Os dois buscavam os
extremos. O máximo de álcool, pó e parada sintética. Numa conversa de mesa de
bar, um deles inquiriu: “E se a gente morrer?” “Quem morrer primeiro visita o
outro”. Pacto firmado. Aos sessenta e tantos, ainda faltava ao José Maria
entendimento das coisas da vida e dos mistérios do mundo. Seu xará e
companheiro Zé Cláudio, sendo um sujeito simples, também não compreendia porque
deslizavam assim dentro da armadilha da compulsão pelos prazeres dos
entorpecentes. A “viagem” dos dois não tinha passagem de volta. Até que fizeram
o comprometimento de regressar após o traspasse. Confabulações de mesa de bar.
A partir do acometimento
da pandemia, a morte passa a ser um tema mais frequente no bate-papo dos dois
josés. Bebiam, fumavam e cheiravam até perto da meia-noite, para continuar às
dez da manhã. Mantinham sua forma sistematizada de beber. Começavam com cerveja,
depois vodca, uísque, cachaça. As coisas deixavam de ser o que eram quando
entrava o fumo. Desenvolveram a amizade em meio à louquice dos tóxicos.
Para expandir sua
liberdade, passaram a desafiar a ordem de confinamento. “Bebo o coronavírus
como tira-gosto”, troçava Zé Maria. Durante mais de dez anos de convivência, os
dois elegeram suas tocas. Ambientes lúgubres, bares infectos, tabernas onde se
curtia rock undergroud, subcultura em
geral. Existir conforme o universo criado pela arte. Adotaram o estilo de vida headbanger, com seus valores e costumes
típicos. Velhos roqueiros que não estavam nem aí para a sociedade de consumo.

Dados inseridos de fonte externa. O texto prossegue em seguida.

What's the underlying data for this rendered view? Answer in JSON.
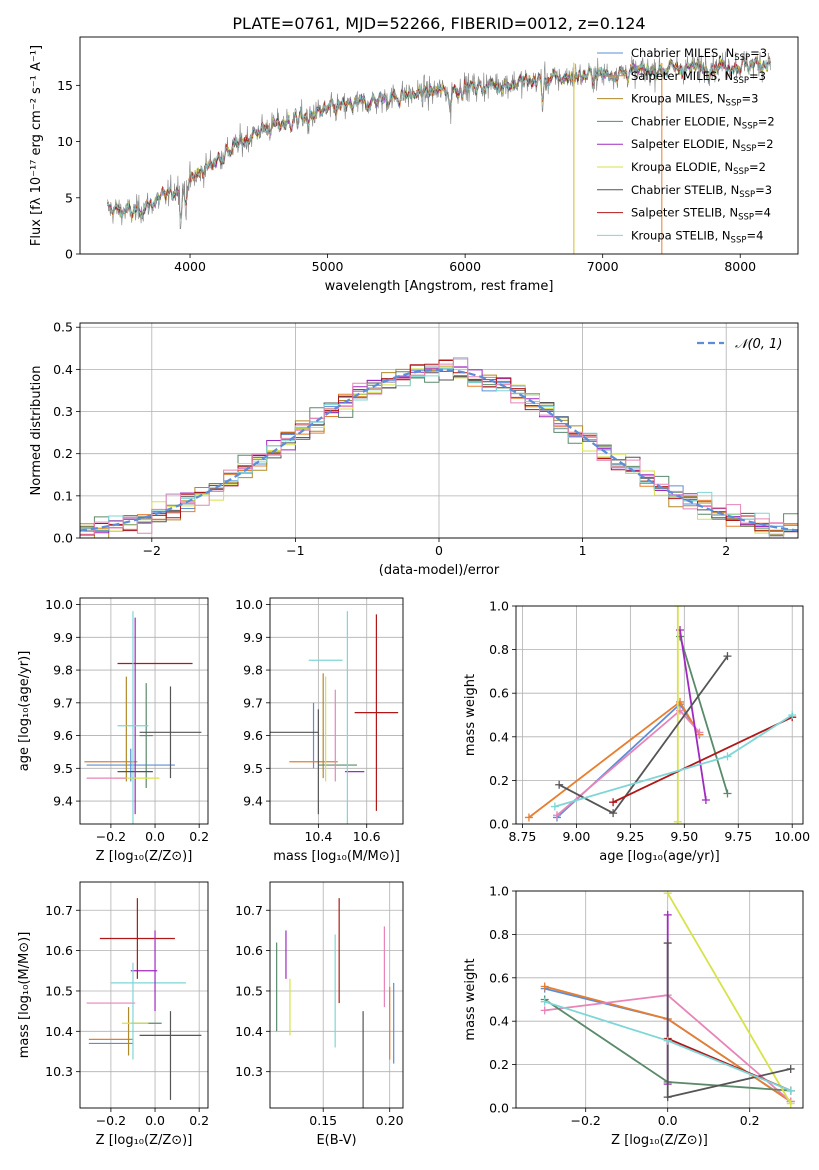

Foram os últimos a deixar as tocas, as quebradas,
com o advento do coronavírus. Até que Zé Cláudio adoeceu.
Acabrunhou-se e morreu
rápido. Zé Maria viu a vida perder a importância. Passava o dia bebendo em casa
e ouvindo bandas dos anos oitenta. As noites em desassossego com o parafuso da
saudade lacerando a cabeça tonta. A mulher foi se esconder do coronavírus na
casa da mãe. Zé Maria ficou só com seus pesadelos.
Zé jamais ouviu falar de
Henry James, escritor americano, irmão de William James. Os dois irmãos haviam
feito um pacto: o primeiro que morresse revelaria ao outro a perenidade da alma,
ou pelo menos a continuação eventual do princípio vital, aparecendo ao outro.

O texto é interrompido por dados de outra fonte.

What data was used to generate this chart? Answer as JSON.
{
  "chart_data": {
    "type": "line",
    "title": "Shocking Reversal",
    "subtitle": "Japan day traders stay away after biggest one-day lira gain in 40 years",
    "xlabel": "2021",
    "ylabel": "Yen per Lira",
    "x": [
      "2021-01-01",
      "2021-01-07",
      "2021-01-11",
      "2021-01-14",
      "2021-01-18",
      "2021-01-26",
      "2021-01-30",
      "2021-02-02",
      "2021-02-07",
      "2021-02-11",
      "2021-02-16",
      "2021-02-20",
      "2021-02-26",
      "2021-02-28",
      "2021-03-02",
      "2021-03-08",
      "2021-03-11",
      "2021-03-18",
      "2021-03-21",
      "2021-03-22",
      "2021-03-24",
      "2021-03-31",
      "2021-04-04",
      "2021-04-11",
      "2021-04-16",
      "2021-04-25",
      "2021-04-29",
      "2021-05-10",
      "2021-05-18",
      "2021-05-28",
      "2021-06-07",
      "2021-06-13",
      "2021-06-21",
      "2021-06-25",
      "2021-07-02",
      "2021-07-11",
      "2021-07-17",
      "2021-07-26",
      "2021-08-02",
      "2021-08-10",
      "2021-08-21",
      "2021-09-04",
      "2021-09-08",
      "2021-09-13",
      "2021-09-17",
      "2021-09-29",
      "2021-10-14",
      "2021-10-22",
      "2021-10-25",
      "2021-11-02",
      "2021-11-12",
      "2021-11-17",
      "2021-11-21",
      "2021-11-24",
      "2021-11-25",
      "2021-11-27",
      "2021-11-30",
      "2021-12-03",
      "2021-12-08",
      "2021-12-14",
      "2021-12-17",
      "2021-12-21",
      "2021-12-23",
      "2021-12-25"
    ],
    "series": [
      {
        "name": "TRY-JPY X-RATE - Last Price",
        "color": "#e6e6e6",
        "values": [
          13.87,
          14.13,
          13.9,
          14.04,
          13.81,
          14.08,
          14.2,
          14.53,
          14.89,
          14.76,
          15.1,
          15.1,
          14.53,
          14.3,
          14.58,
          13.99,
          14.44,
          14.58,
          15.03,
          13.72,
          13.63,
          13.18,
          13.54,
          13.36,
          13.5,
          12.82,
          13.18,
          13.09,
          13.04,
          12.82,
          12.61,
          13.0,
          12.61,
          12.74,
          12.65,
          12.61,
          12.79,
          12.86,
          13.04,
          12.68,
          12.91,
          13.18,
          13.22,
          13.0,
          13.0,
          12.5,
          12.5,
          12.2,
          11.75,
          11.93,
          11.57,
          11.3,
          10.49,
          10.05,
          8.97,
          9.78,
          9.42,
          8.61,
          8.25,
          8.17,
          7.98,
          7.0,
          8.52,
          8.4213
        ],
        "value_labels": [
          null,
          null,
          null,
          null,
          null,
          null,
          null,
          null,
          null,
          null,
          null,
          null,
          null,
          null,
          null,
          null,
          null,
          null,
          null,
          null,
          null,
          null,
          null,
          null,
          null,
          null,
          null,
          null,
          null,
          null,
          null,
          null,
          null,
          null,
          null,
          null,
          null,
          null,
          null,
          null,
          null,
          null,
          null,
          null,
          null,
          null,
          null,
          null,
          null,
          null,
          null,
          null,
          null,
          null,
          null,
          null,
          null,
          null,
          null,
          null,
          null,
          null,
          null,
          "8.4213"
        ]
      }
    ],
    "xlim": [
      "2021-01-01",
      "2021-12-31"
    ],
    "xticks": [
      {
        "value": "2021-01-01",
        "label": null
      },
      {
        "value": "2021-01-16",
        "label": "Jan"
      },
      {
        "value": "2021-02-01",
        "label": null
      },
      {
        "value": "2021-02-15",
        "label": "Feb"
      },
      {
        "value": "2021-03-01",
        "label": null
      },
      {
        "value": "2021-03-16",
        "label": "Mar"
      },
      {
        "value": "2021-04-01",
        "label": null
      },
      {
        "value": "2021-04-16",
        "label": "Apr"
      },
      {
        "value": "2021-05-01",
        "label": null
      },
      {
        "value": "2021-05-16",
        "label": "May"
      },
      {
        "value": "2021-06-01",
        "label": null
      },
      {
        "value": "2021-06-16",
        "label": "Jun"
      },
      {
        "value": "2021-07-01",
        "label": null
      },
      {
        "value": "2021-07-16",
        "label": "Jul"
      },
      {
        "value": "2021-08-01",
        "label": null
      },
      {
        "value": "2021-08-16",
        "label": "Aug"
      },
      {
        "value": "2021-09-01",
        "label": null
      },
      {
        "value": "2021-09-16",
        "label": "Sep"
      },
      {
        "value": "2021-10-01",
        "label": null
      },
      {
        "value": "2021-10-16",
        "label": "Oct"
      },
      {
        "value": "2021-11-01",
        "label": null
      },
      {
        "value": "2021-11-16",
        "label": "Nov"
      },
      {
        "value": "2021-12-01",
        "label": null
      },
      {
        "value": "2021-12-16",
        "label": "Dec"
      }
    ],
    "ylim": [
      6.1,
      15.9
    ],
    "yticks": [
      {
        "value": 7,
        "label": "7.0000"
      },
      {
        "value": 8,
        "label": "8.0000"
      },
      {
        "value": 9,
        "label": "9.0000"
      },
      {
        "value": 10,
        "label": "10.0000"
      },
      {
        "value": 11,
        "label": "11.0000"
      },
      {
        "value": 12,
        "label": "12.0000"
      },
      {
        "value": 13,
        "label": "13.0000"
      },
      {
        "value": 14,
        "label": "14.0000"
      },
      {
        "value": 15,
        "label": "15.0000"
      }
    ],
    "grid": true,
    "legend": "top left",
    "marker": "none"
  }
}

Não ocorreu registro histórico de que o filósofo William James tenha efetivado
o ajuste sobre o pós morte.
Na casa desguarnecida e
vaga, Zé Maria percebe estranhamente que Zé Cláudio está na fronteira do mundo
físico e o hemisfério dos espectros. Submisso à memória do parceiro, escutava
ondas que não chegavam nítidas ao alcance imediato da consciência. No quintal,
o cão Bob Marley grunhindo baixinho. O gemido rouco do cachorro dá novas
feições ao pânico. Sem bebida, sem maconha, Zé Maria quase não coordena os
movimentos das mãos. As pernas tremem, dentes rangem, ansiedade e vômitos.

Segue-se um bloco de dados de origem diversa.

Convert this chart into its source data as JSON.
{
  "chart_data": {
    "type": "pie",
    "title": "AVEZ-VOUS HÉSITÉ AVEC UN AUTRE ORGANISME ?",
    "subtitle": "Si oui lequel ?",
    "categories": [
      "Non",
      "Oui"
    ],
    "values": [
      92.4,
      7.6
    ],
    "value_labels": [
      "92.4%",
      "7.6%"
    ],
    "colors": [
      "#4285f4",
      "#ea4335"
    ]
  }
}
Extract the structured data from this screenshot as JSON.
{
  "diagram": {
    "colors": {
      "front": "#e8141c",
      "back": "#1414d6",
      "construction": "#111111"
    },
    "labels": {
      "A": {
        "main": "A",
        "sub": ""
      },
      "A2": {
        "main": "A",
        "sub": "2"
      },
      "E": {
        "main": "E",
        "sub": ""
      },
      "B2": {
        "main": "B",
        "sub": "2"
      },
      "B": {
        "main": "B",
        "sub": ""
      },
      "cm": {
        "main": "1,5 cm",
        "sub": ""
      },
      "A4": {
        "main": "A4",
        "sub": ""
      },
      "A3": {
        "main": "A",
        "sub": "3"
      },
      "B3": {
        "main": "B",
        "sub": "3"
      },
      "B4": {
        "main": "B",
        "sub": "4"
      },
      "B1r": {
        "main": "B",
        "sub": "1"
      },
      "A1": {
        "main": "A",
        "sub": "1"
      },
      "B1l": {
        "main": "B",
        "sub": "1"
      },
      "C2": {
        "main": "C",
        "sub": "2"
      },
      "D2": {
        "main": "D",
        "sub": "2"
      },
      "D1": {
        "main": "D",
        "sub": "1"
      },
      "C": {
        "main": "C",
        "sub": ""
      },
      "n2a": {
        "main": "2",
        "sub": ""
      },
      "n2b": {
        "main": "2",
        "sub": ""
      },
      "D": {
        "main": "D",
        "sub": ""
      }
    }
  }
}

Golfadas da gastroenterite e do apavoramento. Assombro contido, olhava a porta
aberta, corredor com garrafas vazias, CDs espalhados, destruição irrecuperável
do aparelho de som, cortinas rasgadas. De súbito, o celular toca. Ghost touch. Zé
Maria escuta a voz eletrônica: “Você está recebendo uma ligação a cobrar. Se
aceitar, por favor permaneça na linha”.
--- Filho da puta, só
vive sem crédito na porra do celular! Ou melhor, morre sem crédito! --- esbravejou o estressado Zé Maria.